Le conseil en ingéniosité prend son temps. Il observe. C’est un intuitif. Il ne fait pas le malin. Sa discrétion ne se remarque pas. Si on le prie de se vanter, il dit son nom (Navas, Vican, Tessonne ou Masoulin) et ajoute : six ans chez Missa & Fakenzi, huit chez Rudenko-Bass & Poor, de gros cabinets; ça pose là l’expérience. Il faut ce bagage. L’ingéniosité est une fraîcheur d’esprit. Et aussi souffle, longueur, discipline, endurance : routines que l’éclair illumine, ça va de soi. Le conseil en ingéniosité travaille en indépendant, c’est-à-dire : bureau flottant, horaires libres, pas d’obligation de résultat, tarifs à la tête du client. Il n’a pas d’enfant, ni chien : pas son genre (ni non plus de parapluie). Il peut se saouler comme diable dans l’intérêt d’une affaire en cours, whisky de préférence. Il est un homme de l’ombre. Il intrigue. Il aime à combiner. Il configure et anticipe. Dans les meilleurs cas, il résout les énigmes et dénoue les imbroglios; s’il tombe sur un os, il trouve une solution, un plan B (ou Z). Pour cuire un contradicteur, il sait taper du poing sur la table tel un karatéka qui perd son flegme, sinon il est doux. Il n’a pas d’amis. Des clients, dit-il.

 

La gestionnaire d’infortune travaille beaucoup. Chaque matin, du lundi au samedi, son bureau se remplit de larmes : elle éponge toute la journée. C’est long, le malheur des autres. Mais elle a les nerfs solides et la tête claire. Elle fait ce qu’elle à faire : nager, toujours nager.
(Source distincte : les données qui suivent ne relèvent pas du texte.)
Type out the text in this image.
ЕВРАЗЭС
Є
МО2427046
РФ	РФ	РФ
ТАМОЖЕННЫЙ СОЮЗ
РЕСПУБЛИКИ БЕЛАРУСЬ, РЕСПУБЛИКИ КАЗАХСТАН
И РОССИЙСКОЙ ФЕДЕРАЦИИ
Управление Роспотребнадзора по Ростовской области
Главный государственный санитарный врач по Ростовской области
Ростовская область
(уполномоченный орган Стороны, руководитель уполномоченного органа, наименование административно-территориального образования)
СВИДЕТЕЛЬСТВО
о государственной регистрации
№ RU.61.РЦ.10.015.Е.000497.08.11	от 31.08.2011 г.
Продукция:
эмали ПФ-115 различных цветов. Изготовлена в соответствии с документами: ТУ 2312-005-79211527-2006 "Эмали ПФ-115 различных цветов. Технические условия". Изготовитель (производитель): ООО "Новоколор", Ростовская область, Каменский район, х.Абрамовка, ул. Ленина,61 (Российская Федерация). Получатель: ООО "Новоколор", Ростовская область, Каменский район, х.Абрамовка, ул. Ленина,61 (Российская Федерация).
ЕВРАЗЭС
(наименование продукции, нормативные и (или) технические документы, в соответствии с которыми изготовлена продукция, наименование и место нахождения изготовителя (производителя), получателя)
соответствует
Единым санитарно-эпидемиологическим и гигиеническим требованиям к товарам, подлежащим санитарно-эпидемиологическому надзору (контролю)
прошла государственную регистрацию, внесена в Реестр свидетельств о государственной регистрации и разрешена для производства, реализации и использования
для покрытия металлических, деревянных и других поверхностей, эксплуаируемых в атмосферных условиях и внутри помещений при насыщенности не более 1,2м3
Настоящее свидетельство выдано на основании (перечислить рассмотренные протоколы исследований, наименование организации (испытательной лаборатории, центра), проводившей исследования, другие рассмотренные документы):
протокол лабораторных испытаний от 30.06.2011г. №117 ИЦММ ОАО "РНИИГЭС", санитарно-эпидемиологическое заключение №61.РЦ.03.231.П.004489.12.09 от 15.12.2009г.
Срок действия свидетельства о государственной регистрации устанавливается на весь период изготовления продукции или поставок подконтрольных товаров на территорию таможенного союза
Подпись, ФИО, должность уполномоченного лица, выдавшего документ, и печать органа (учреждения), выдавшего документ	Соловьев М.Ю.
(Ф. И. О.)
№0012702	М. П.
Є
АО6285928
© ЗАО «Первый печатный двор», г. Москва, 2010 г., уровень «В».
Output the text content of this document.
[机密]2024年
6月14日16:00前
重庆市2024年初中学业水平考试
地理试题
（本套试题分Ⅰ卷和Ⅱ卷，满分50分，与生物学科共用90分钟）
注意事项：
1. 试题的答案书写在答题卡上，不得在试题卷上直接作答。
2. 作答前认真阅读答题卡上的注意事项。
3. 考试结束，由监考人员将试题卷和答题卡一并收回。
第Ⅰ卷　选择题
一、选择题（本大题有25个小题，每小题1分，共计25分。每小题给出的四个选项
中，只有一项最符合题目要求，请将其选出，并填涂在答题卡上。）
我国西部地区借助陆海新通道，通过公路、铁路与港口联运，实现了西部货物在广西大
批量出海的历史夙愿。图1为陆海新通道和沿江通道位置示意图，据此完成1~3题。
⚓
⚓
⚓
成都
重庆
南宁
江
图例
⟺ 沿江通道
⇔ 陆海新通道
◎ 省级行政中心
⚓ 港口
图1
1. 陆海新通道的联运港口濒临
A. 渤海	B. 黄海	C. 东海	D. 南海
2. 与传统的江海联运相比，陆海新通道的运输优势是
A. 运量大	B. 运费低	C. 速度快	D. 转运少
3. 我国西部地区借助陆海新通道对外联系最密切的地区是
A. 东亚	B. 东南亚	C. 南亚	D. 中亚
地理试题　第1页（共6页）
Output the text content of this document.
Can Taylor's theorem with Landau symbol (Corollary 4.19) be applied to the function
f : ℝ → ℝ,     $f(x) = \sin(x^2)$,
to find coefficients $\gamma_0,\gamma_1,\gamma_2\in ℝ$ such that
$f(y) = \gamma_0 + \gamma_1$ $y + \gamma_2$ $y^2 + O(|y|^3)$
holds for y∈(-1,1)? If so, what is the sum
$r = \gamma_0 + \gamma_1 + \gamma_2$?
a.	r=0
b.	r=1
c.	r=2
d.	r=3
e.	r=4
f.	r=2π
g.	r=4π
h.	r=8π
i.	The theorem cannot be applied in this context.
Son nom peut être Lavissen ou Boulakka, plus sûrement Spoll, Quatretiaires, de Rubinsacq. D’ailleurs, peu importe son nom tant qu’il est propre : soit tant que la gestionnaire prospère à la loyale sur les déboires et revers de ses clients. Affairistes floués, gogos, divorcés sur la paille, humiliés, dupes, licenciés, laissés pour compte, déçus divers, ruinés, maudits et malchanceux : ils sont pléthore, les noyés. Et tous pleurent du sang, et paient pour une bouée; le naufrage est remis à plus tard. Ce défilé d’âmes cassées, pesant, pas drôle, la gestionnaire d’infortune y est habituée. Si elle a un trop-plein le dos, le soir, elle fume de l’opium et/ou va au cinéma. Même un mélo larmoyant lui remonte le moral, s’il finit bien. Le dimanche, elle se trouve un amant; c’est fiction là encore. L’amour, elle n’y croit pas. Des errements dont il faut se garder, dit-elle payée pour le savoir.

 

 

Offres 7 & 8

 

 

 

La directrice des parcs et jardins n’est pas dans son bureau, elle préfère le dehors. Son nom seul est plaqué-or sur la porte : Mme Berzou-Zalla (Garon, Mozin, Danty ou Jollinot sont bien aussi mais Berzou-Zalla est bien mieux). La directrice a des bottes, un ciré, des gants verts, son sécateur. Elle connaît le terrain. Si on la cherche, elle est dans les espaliers où elle surveille le bon déploiement des palmettes; sinon elle taille les buis ou les lauriers, ratisse et pousse brouette, toujours active. Rarement, elle ne fait rien ; c’est qu’elle est occupée à sentir le vent. Ensuite elle décide : plans d’eau inclinés, fontaines pétrifiantes, folies, grottes, kiosques et cabanes pour tous ; geysers, fourches patibulaires et labyrinthes pour les pervers et les dépressifs; suppression des aires de pique-nique et des parcours sportifs ; jogging interdit. Courir et suer sont des vulgarités, dit-elle. Pour le vélo, messieurs, il y en a d’appartement. La directrice est terrible, une ambitieuse ; elle impose ses vues et desseins. Si on lui résiste, elle bipe son adjoint qui est un mercenaire ou un aventurier (le genre fanatique). Il arrive, et la contestation s’éteint. Le mort est recyclé.

 

Le médecin parallèle ne soigne pas. Ou autrement. Disons qu’il réconforte. Il a une bonne tête. Pas de barbe. S’il s’appelle Samain, Levigoureux, Roux, Cheval, il inspire confiance. Sinon son nom est Zona ou Letueur : le malade n’y survit pas. Souvent le médecin parallèle a été radié des Généralistes ; il a commis trop d’impertinences, comme de soigner la cachexie avec un cache-sexe et le rhume avec du rhum. Il est donc un homme libre à présent. Quant à l’Ordre, dit-il, eh bien, que dents lui tombent et cul lui pèle dans un parfait parallélisme ! Le médecin non conventionnel ouvre un cabinet dans une rue discrète ; il fait aussi des visites dans les beaux quartiers où, à la demande, il peut s’incruster plusieurs jours, ou semaines. Il traite en priorité le collapsus et l’égratignure, l’otite, les pathologies lourdes, mais si urgence il donne les premiers soins, accouche, vaccine, euthanasie. Il est grand donneur sang et sperme. Et encore : rebouteux jusqu’au bout des ongles, acupuncteur, yogi, thalassothérapeute. Il a lu Le livre du Chat, il peut se dire psy, vétérinaire et égyptologue. C’est le médecin complet, ses diagnostics sont très recherchés.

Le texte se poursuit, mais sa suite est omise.